Figure 1: The erythroid precursors show dysplastic morphology (white arrow), with nuclear and cytoplasmic vacuolization (black arrow) and nuclear to cytoplasmic asynchrony (red arrow). Leishman × 40X.
Kafil Akhtar1* Sadaf Haiyat2 Asim I Khan2 Binjul Juneja3 Taiba Khan4 Arif SH11Professor, Department of Pathology, Jawaharlal Nehru Medical College, Aligarh Muslim University, Uttar Pradesh, India
2Senior Resident, Department of Pathology, Jawaharlal Nehru Medical College, Aligarh Muslim University, Uttar Pradesh, India
3Resident, Department of Pathology, Jawaharlal Nehru Medical College, Aligarh Muslim University, Uttar Pradesh, India
4Senior Resident, Regional Institute of Medical Sciences, Uttar Pradesh, India
*Corresponding author: Kafil Akhtar, Professor, Department of Pathology, Jawaharlal Nehru Medical College, Aligarh Muslim University, Uttar Pradesh, India, E-mail: email@example.com
AML with myelodysplasia related changes is an uncommon type of acute myeloid leukemia. It comprises less than 5% of acute leukemias. According to the recent World Health Organization (WHO-2016) classification, AML cases with ≥ 50% or more erythroid cells and ≥ 20% total myeloblasts should be diagnosed as AML with myelodysplasia-related changes. Morphologic cellular features help to establish the diagnosis. We present a rare case of AML with myelodysplasia related changes in a 35-year-old female who presented with low-grade fever, mild epistaxis, and shortness of breath and diffuse sternal tenderness. The peripheral smear showed features of pancytopenia with 6% blasts along with evidence of hemolysis. Bone marrow examination revealed erythroid hyperplasia with 65% erythroblasts and 24% myeloblasts. Flow cytometry was used for the confirmation of the diagnosis. The patient was administered chemotherapy with Azacitidine 75 mg/m2/day × 7 days in IV infusion along with 2 units of red cell concentrate prophylactically to prevent anemia. Molecular studies are needed to understand better the pathogenesis of AML with myelodysplasiarelated changes and to develop newer diagnostic and prognostic markers.
AML with myelodysplasia related changes; Erythroblasts; Bone marrow examination; Flow cytometry
AML with myelodysplasia related changes is a rare form of the disease, characterized by uncontrolled proliferation of erythroid and myeloid precursors. It accounts for 3-5% of all de novo Acute Myeloid Leukemia (AML) cases world-wide [1-3]. With myelodysplasia related changes is more common in the old age but can occur at any age, including childhood [2,4].
Coppelli, in 1912, described features of anemia and splenomegaly in a patient with foci of erythroblast in the liver, spleen, lymph nodes and bone marrow, but without circulating blasts and named it Erithromatosis . Giovanni Di Guglielmo, reported a case of acute erythremic myelosis in 1917, with immature erythroid and myeloid elements . Moeschlin, et al. described the term acute erythroid leukemia in 1940 . In 1969 Dameshek W, et al.  described three phases of the disease in the bone marrow: an erythemic phase, an erythromyeloblastic phase and myeloblastic phase [4,7].
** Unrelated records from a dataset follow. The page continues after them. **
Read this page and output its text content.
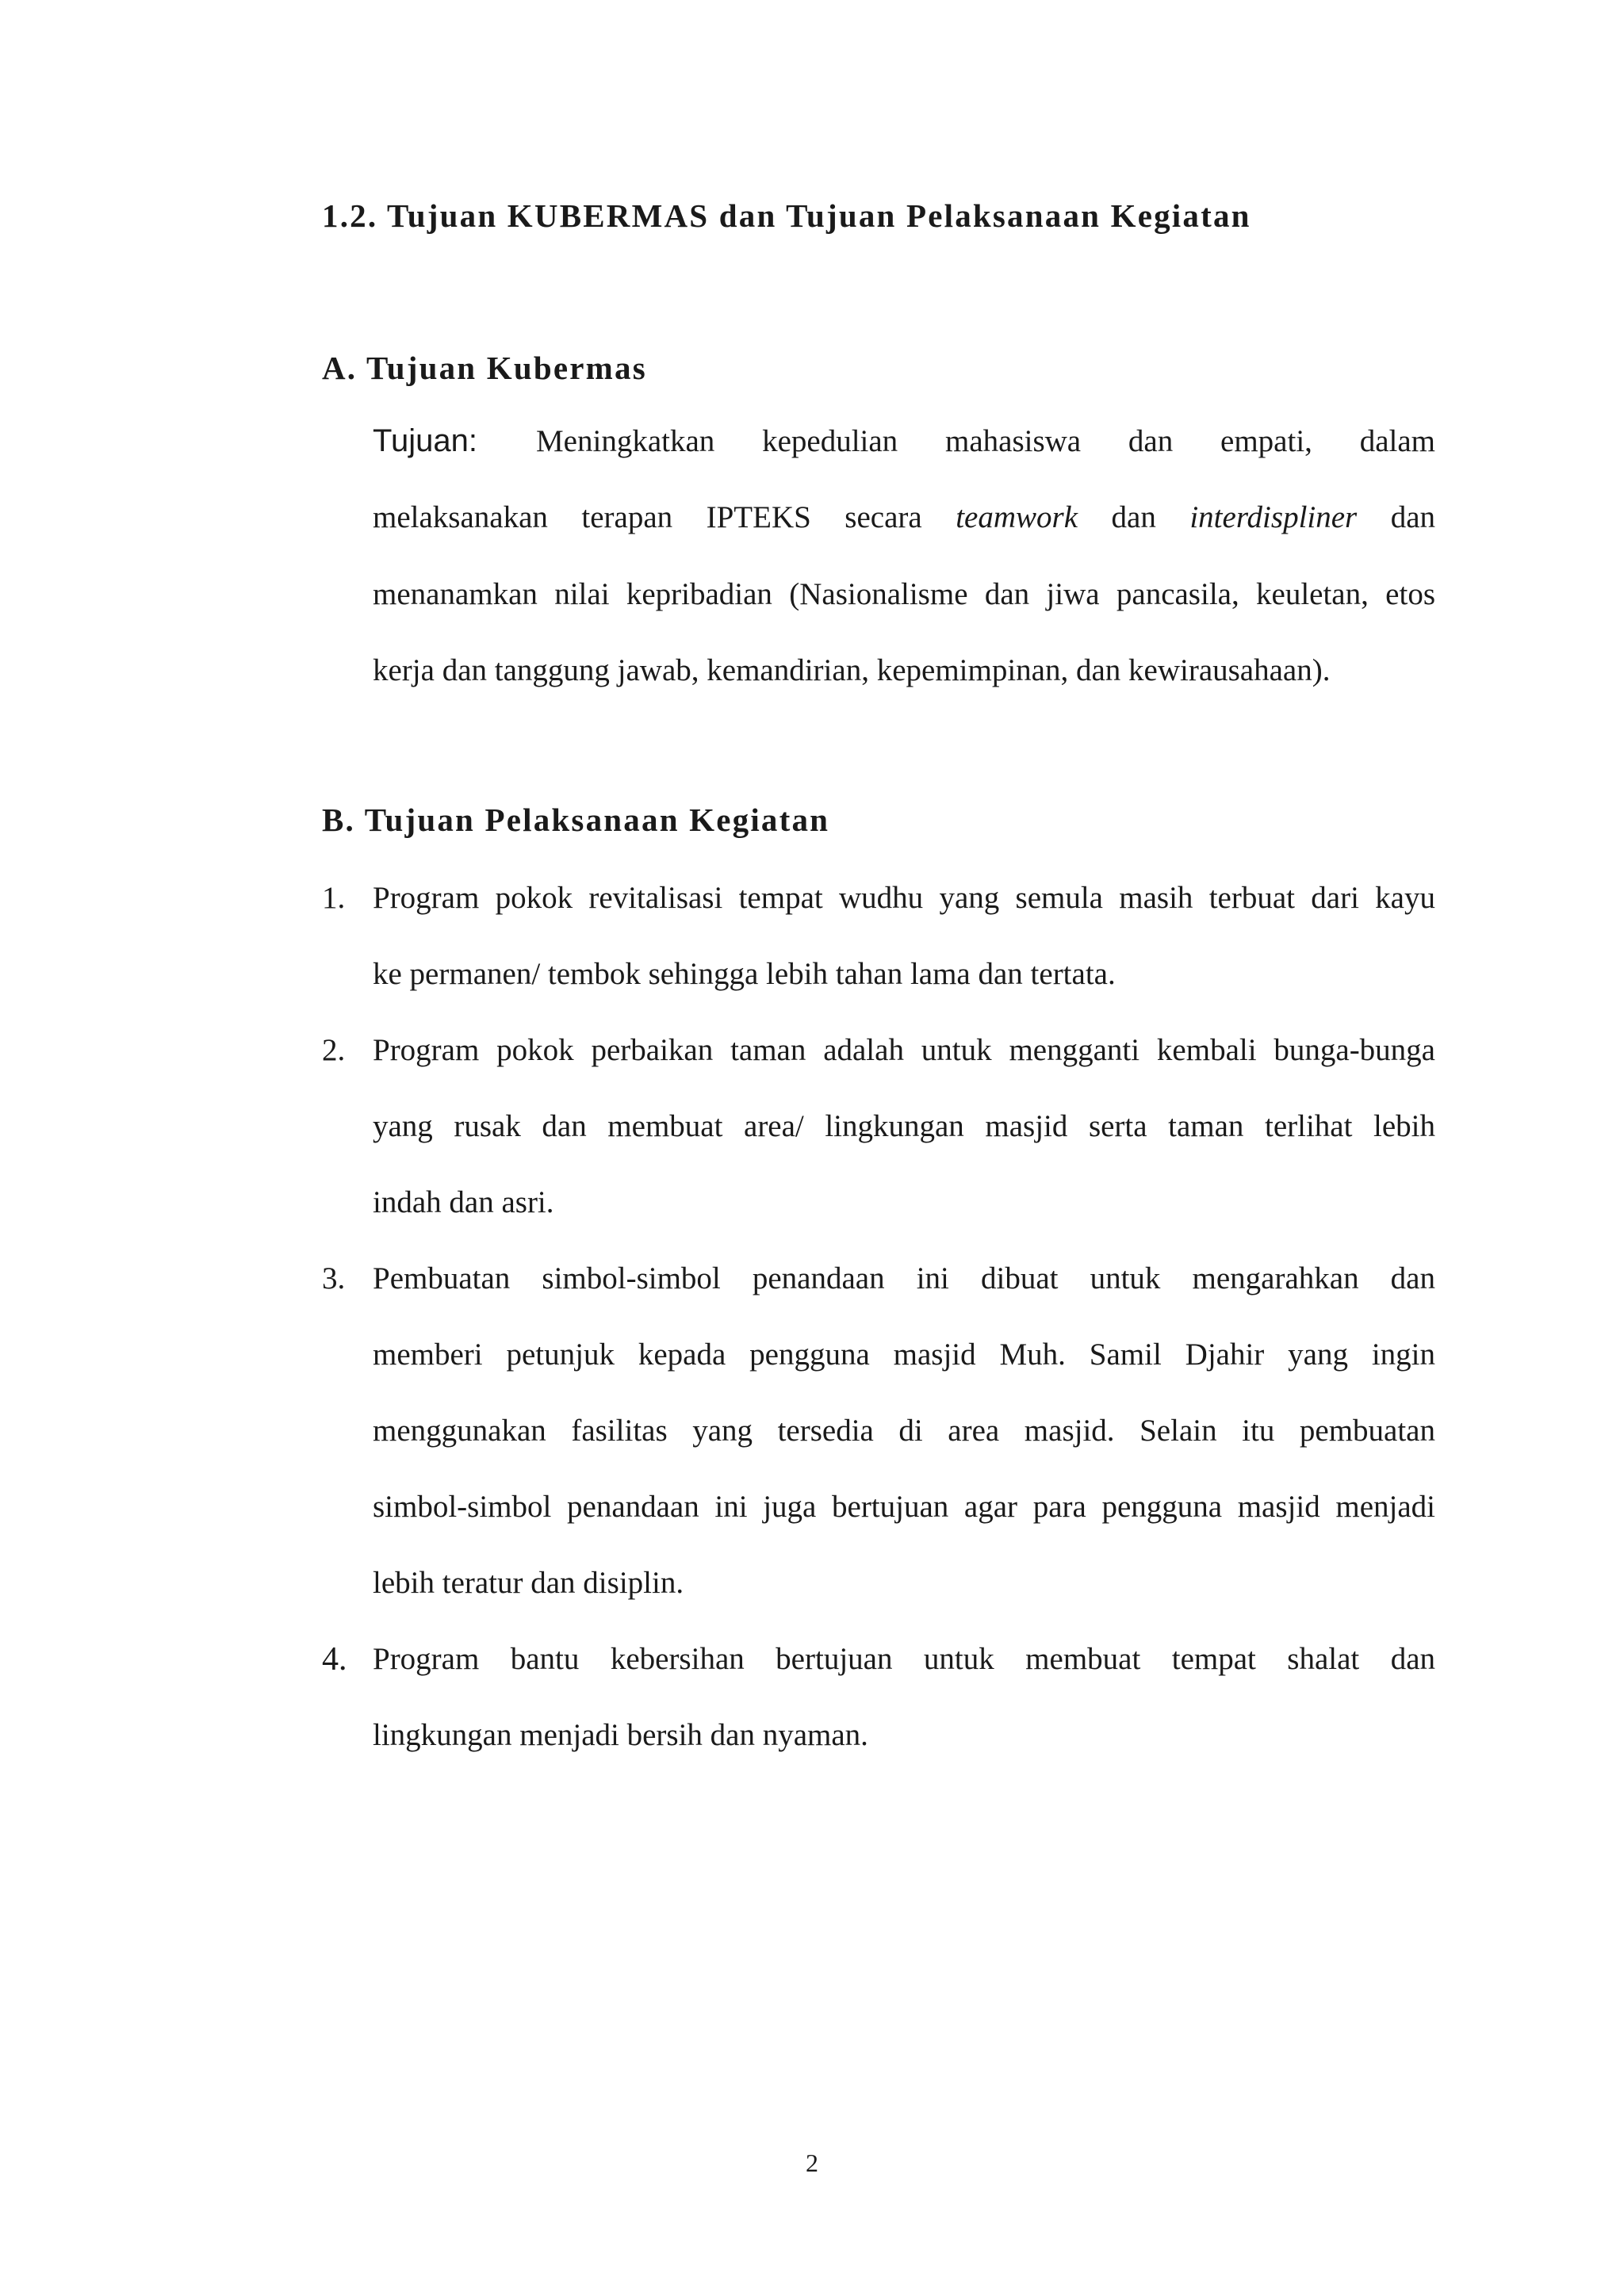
1.2. Tujuan KUBERMAS dan Tujuan Pelaksanaan Kegiatan
A. Tujuan Kubermas
Tujuan: Meningkatkan kepedulian mahasiswa dan empati, dalam

melaksanakan terapan IPTEKS secara teamwork dan interdispliner dan

menanamkan nilai kepribadian (Nasionalisme dan jiwa pancasila, keuletan, etos

kerja dan tanggung jawab, kemandirian, kepemimpinan, dan kewirausahaan).

B. Tujuan Pelaksanaan Kegiatan
1. Program pokok revitalisasi tempat wudhu yang semula masih terbuat dari kayu

ke permanen/ tembok sehingga lebih tahan lama dan tertata.

2. Program pokok perbaikan taman adalah untuk mengganti kembali bunga-bunga

yang rusak dan membuat area/ lingkungan masjid serta taman terlihat lebih

indah dan asri.

3. Pembuatan simbol-simbol penandaan ini dibuat untuk mengarahkan dan

memberi petunjuk kepada pengguna masjid Muh. Samil Djahir yang ingin

menggunakan fasilitas yang tersedia di area masjid. Selain itu pembuatan

simbol-simbol penandaan ini juga bertujuan agar para pengguna masjid menjadi

lebih teratur dan disiplin.

4. Program bantu kebersihan bertujuan untuk membuat tempat shalat dan

lingkungan menjadi bersih dan nyaman.

2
The recent World Health Organization (WHO-2016) classification was formulated by the Clinical Advisory Committee which agreed to keep the AML, NOS subcategories with only a single change [8,9]. The subcategory of acute erythroid leukemia, erythroid/myeloid type (previously defined as a case with ≥ 50% BM erythroid precursors and ≥ 20% myeloblasts among non-erythroid cells) has been removed from the AML category. In the new classification, myeloblasts are always counted as a percentage of total marrow cells and the majorities of such cases have <20% total blast cells and are now classified as MDS (usually MDS with excess blasts). This change was based on the close biologic relationship of erythroid/myeloid type acute erythroid leukemia to MDS in terms of its clinical presentation, morphologic features, and genetic abnormalities, as well as the low reproducibility of non-erythroid blast counts and an attempt to achieve uniformity in expressing blast percentages across all myeloid neoplasms [10-14].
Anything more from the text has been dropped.